3. Jocelyn Bell Burnell
Jocelyn Bell in 1967
Jocelyn Bell Burnell is one of the most acclaimed names in the field of astronomy. After completing her graduation from the University of Glasgow in 1965, she enrolled at Cambridge University to pursue her PhD. Here she worked under her doctoral supervisor Anthony Hewish. It was during this time as a postgraduate student, she discovered the first ever radio pulsars.
This discovery was a landmark in the field of astrophysics and for which Anthony Hewish along with radio astronomer Martin Ryle was awarded the Nobel Prize, but Jocelyn Burnell was left out. To this date, it remained one of the most controversial decisions in the history of the Nobel Prize.
Read: 15 Scientists That Are Not Rewarded Fairly For Their Contribution
In February 2013, the BBC’s radio magazine program, Women’s Hour ranked Bell as one of the 100 most powerful women in the U.K. The following year, she was elected as the president of the Royal Society of Edinburgh, the first women who hold that title in its entire history.
2. Lise Meitner
Lise Meitner was a pioneer radio physicist, who is most famously known for discovering nuclear fission.
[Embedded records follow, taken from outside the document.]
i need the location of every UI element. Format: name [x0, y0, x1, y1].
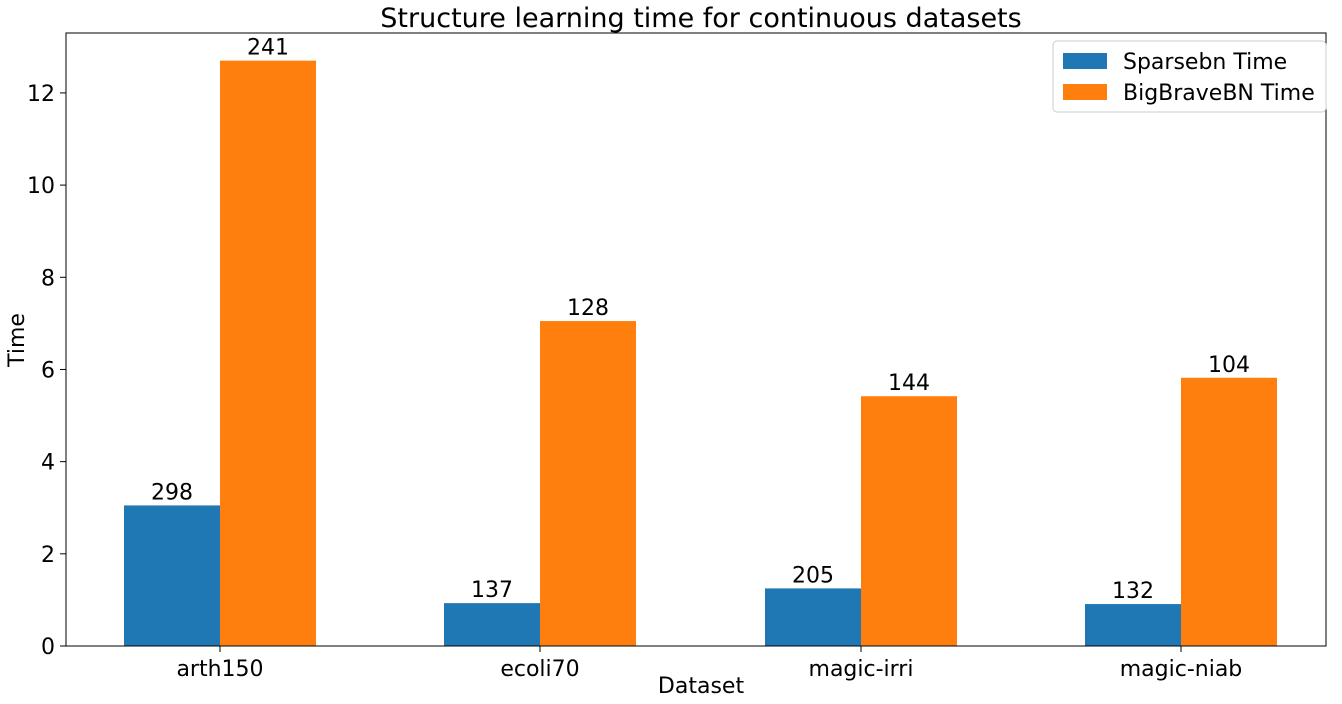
data-labels-layer: 298 241 137 128 205 144 132 104: [151, 36, 1250, 604]
y-axis-label: Time: [5, 313, 30, 368]
data-label-bigbravebn-magic-niab: 104: [1208, 353, 1250, 378]
x-tick-label-magic-irri: magic-irri: [809, 657, 914, 682]
y-tick-label-2: 2: [41, 543, 55, 568]
bar-bigbravebn-ecoli70: [540, 321, 636, 646]
data-label-bigbravebn-magic-irri: 144: [888, 371, 930, 396]
bar-sparsebn-magic-niab: [1085, 604, 1181, 646]
x-tick-label-ecoli70: ecoli70: [500, 657, 579, 682]
data-label-sparsebn-magic-irri: 205: [792, 563, 834, 588]
bar-sparsebn-arth150: [124, 505, 220, 646]
data-label-sparsebn-magic-niab: 132: [1112, 579, 1154, 604]
data-label-sparsebn-ecoli70: 137: [471, 578, 513, 603]
data-label-bigbravebn-arth150: 241: [247, 36, 289, 61]
legend-box: [1052, 40, 1327, 113]
x-axis-label: Dataset: [658, 674, 745, 699]
y-tick-label-0: 0: [41, 635, 55, 660]
bar-bigbravebn-arth150: [220, 60, 316, 647]
bar-bigbravebn-magic-irri: [861, 396, 957, 646]
y-tick-label-6: 6: [41, 358, 55, 383]
data-label-sparsebn-arth150: 298: [151, 480, 193, 505]
legend-label-bigbravebn: BigBraveBN Time: [1123, 81, 1315, 106]
bars-layer: [124, 60, 1277, 647]
legend-swatch-bigbravebn: [1063, 84, 1107, 100]
legend-label-sparsebn: Sparsebn Time: [1123, 50, 1287, 75]
legend-swatch-sparsebn: [1063, 53, 1107, 69]
y-tick-label-10: 10: [27, 174, 55, 199]
legend: Sparsebn Time BigBraveBN Time: [1052, 40, 1327, 113]
y-tick-label-12: 12: [27, 82, 55, 107]
plot-frame: [65, 32, 1327, 647]
bar-sparsebn-ecoli70: [444, 603, 540, 646]
x-tick-label-magic-niab: magic-niab: [1120, 657, 1243, 682]
x-tick-label-arth150: arth150: [176, 657, 263, 682]
data-label-bigbravebn-ecoli70: 128: [567, 296, 609, 321]
y-tick-label-4: 4: [41, 451, 55, 476]
chart-title: Structure learning time for continuous d…: [380, 3, 1021, 34]
bar-bigbravebn-magic-niab: [1181, 377, 1277, 646]
y-tick-label-8: 8: [41, 266, 55, 291]
y-axis-ticks: 0 2 4 6 8 10 12: [27, 82, 66, 660]
bar-sparsebn-magic-irri: [765, 588, 861, 646]
x-axis-ticks: arth150 ecoli70 magic-irri magic-niab: [176, 646, 1242, 682]
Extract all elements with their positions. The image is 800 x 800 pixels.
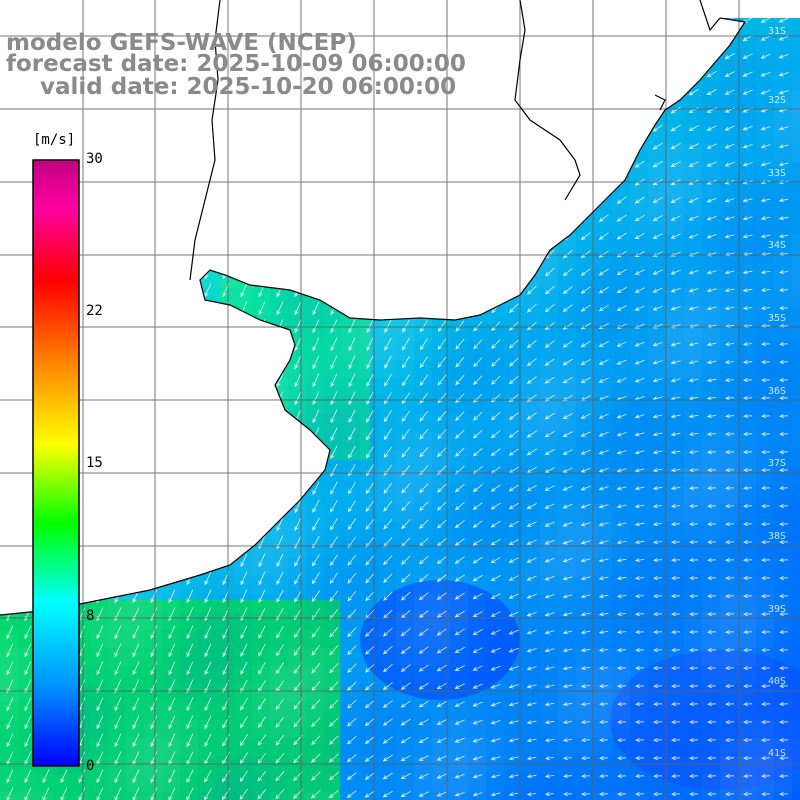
lat-label-33s: 33S xyxy=(768,168,787,179)
colorbar-tick-30: 30 xyxy=(86,151,103,167)
lat-label-39s: 39S xyxy=(768,604,787,615)
lat-label-36s: 36S xyxy=(768,386,787,397)
colorbar-tick-22: 22 xyxy=(86,303,103,319)
lat-label-40s: 40S xyxy=(768,676,787,687)
lat-label-37s: 37S xyxy=(768,458,787,469)
colorbar-tick-8: 8 xyxy=(86,608,95,624)
title-forecast-date: forecast date: 2025-10-09 06:00:00 xyxy=(6,51,466,77)
lat-label-35s: 35S xyxy=(768,313,787,324)
colorbar-units: [m/s] xyxy=(33,132,76,148)
lat-label-31s: 31S xyxy=(768,26,787,37)
lat-label-41s: 41S xyxy=(768,748,787,759)
colorbar xyxy=(32,159,80,767)
lat-label-38s: 38S xyxy=(768,531,787,542)
title-model: modelo GEFS-WAVE (NCEP) xyxy=(6,30,357,56)
colorbar-tick-0: 0 xyxy=(86,758,95,774)
lat-label-32s: 32S xyxy=(768,95,787,106)
coastline xyxy=(0,0,747,616)
colorbar-tick-15: 15 xyxy=(86,455,103,471)
lat-label-34s: 34S xyxy=(768,240,787,251)
title-valid-date: valid date: 2025-10-20 06:00:00 xyxy=(40,74,457,100)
In 1905, Lise Meitner became the second woman to gain a doctoral degree in physics at the University of Vienna. She was also the first woman professor in physics at the University of Berlin. In the year 1938, Meitner along with Otto Hahn discovered nuclear fission of uranium and Thorium.
1. Rosalind Franklin
Rosalind Franklin in 1950 Image Courtesy: Vittoria Luzzati/NPG
Rosalind Franklin started her advanced academic career from the University of Cambridge in 1938 after excelling in school and graduation. Here she met and worked under several prominent scientists such as spectroscopist Bill Price and Nobel Laureate Ronald Norrish.
Read: 15 Inspiring Black Inventors Who Changed The World For The Better
Perhaps her greatest contribution towards science was X-ray diffraction images of DNA samples, which later led to the important discovery of DNA double helix. Unfortunately, for her and for science, she never won a Nobel Prize in her lifetime as the three scientists James Watson, Francis Crick, and Maurice Wilkins, associated with this discovery were awarded the Nobel Prize in 1962.